Tonight at church, a visiting preacher preached about praising God through our storms and through our battles and through our valleys. Because God doesn't want our praise only in the good times. He is faithful through the good and the bad and He expects us to trust and praise Him through it all.
I'll be honest (I usually am). I have STRUGGLED with this for the past month. I have struggled with doubt and unbelief and definitely with praising God through this storm. Up to this point, I don't think I've questioned God in many of the things that have happened to us in the past 8 months. The month of February was truly ROUGH and, quite frankly, confusing. But why did that make me doubt God? I mean, God has been so faithful to me through every storm that we've weathered. He's proven Himself to me time and time again. You know how it is when you have been so faithful and true to a friend or family member but as soon as a rumor of some kind gets started....they doubt you? Even though you have proven your character over and over, they doubt you? It's such an awful feeling of betrayal.
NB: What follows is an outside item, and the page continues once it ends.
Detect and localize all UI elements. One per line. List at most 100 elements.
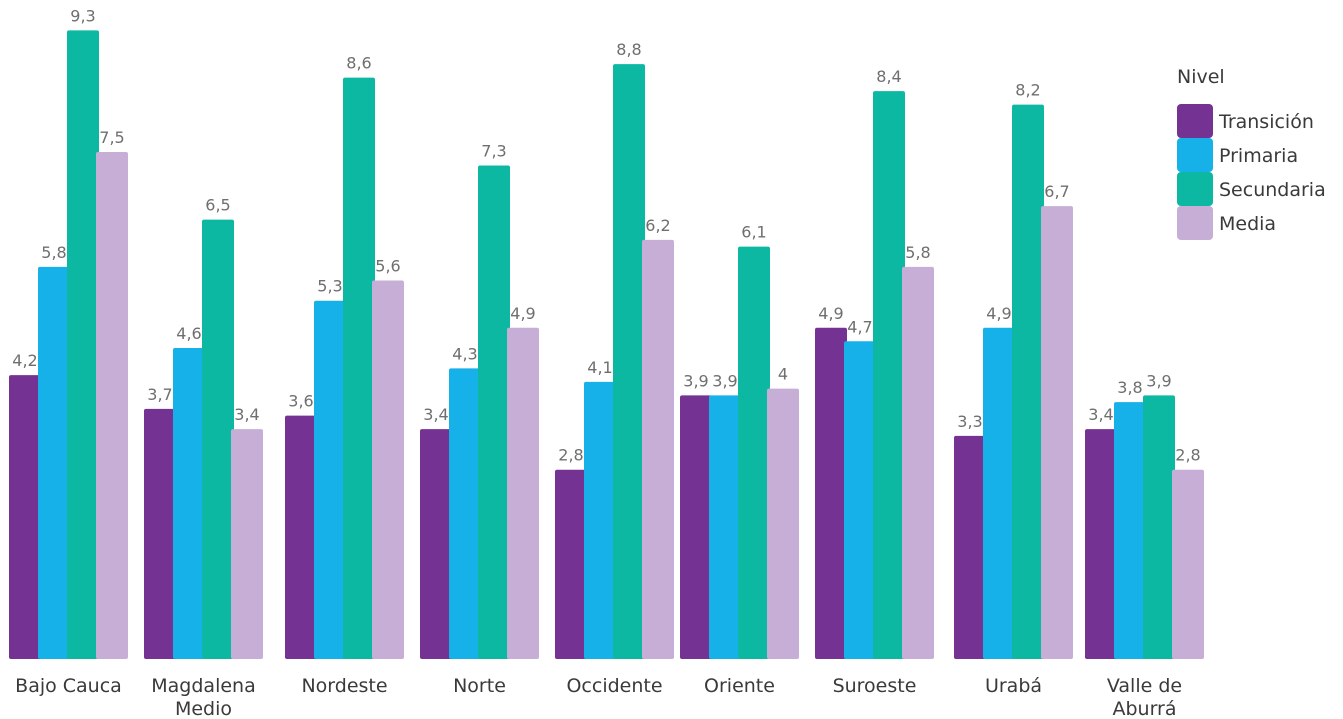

And I must say that when the preacher preached tonight, I felt rebuked. I felt like such a terrible soldier for the Lord. I felt like I betrayed Him because I doubted so much. Instead of remembering what God had done for me in the past, I wondered if He would let me down this time? If you haven't been following my blog through our whole journey or if you have been following since the beginning, I encourage you to read or reread last July's posts. I read them again tonight and cried! God kept me when I couldn't keep myself. God was the One who dried my tears and calmed my fears. God was there every single step of the way and He still is. Why in the world would I doubt him???
And I'm not even sure how to end this post. I have so many thoughts and emotions running through my mind...thoughts of rebuke to myself for not trusting and thoughts of thankfulness from remembering all that God has brought us through. Not only that, but He is the same yesterday, today, and forever. He will continue to lead us through if we'll only TRUST.